Lecture 5: Privacy-Preserving Big Multidimensional Data Management
Summary: The problem of making privacy-preserving big multidimensional data is a major research topic in Big Data research. Here, several approaches have been proposed and explored in different computational settings. Lecture 5 will discuss the fundamental of privacy-preserving OLAP and proposes a novel technique used to obtain privacy-preserving data cubes, a special case of big multidimensional data, that “balance” accuracy and privacy constraints for a wide family of next-generation applications, also falling in the modern context of Cloud Computing. The proposed technique is based on nice flexible sampling-based techniques, which allow us to gain in “query coverage” while spending something in terms of computational overheads. Experimental result analysis will be provided, with discussions of trade-offs and pro/cons assessment.
Course Duration
12 hours
Course Prerequisites
Big data foundations
Examination and Grading
Oral presentation of a course’s topic, plus general examination on all the course’s topics. At the end of the exam’s successfully-pass, an official certificate will be released. This certificate will be used with the UniCal PhD Office for proofing the achieved credits.
Course Calendar
March 7, 2022 – 11:00-13:00 - Lab 29B2 and Microsoft TEAMS (code: nxbjw8a)
March 8, 2022 – 15:00-17:30 - Lab 29B2 and Microsoft TEAMS (code: nxbjw8a)
March 9, 2022 – 15:00-17:30 - Lab 29B2 and Microsoft TEAMS (code: nxbjw8a)

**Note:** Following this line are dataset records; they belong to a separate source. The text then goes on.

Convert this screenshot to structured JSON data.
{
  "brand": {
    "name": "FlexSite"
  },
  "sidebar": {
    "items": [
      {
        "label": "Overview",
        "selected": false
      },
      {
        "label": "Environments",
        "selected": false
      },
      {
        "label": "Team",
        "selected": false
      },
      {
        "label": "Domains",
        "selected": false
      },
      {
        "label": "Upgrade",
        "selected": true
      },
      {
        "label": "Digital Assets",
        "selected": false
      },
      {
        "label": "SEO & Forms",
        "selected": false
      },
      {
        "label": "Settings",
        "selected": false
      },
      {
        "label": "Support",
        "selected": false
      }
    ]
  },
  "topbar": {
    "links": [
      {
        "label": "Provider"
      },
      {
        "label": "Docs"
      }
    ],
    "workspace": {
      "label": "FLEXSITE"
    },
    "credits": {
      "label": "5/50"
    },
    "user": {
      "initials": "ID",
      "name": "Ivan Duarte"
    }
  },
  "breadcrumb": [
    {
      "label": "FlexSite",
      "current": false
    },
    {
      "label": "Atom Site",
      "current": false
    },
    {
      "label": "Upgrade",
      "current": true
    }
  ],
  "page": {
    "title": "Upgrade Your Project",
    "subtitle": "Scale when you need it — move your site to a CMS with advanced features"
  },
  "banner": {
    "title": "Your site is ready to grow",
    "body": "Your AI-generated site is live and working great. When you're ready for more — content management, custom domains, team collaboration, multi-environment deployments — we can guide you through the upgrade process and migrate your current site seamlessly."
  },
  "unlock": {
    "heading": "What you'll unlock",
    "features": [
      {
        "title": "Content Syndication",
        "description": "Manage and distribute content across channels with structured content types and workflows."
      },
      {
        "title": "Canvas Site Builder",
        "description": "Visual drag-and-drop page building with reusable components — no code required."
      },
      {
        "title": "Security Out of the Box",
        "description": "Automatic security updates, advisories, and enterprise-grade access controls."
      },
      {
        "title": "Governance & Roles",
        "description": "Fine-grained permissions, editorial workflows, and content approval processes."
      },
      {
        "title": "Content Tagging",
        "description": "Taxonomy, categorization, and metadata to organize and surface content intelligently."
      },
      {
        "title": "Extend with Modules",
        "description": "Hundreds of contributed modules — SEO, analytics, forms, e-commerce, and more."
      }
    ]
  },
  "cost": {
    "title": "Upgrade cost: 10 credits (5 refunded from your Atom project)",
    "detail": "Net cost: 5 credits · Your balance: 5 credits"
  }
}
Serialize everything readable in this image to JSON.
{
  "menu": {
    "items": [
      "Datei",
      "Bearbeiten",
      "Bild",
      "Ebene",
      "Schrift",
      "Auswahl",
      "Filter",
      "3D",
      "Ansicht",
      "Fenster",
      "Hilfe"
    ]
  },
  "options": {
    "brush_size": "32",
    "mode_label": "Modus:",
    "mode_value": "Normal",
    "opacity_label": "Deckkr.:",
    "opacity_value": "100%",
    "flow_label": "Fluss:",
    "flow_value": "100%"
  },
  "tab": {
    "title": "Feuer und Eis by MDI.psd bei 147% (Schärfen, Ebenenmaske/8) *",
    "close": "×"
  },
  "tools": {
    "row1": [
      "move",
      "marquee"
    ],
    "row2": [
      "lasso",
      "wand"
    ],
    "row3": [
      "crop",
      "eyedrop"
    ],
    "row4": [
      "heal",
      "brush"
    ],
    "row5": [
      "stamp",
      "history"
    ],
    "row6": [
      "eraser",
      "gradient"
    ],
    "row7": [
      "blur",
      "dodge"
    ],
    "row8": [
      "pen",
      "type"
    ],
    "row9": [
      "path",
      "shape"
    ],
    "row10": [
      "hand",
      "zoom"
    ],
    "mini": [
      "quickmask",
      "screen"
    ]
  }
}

March 10, 2022 – 11:00-13:30 - Lab 29B2 and Microsoft TEAMS (code: nxbjw8a)
March 11, 2022 – 11:00-13:30 - Lab 29B2 and Microsoft TEAMS (code: nxbjw8a)
Examination Days (Tentative)
April 7, 2022 – 9:30-12:30 - Lab 29B2 and Microsoft TEAMS (code: nxbjw8a)
April 8, 2022 – 9:30-12:30 - Lab 29B2 and Microsoft TEAMS (code: nxbjw8a)
Course Material (*)
Delivered on Microsoft TEAMS
(*) DISCLAMER: The course material is restricted only to students attending the course.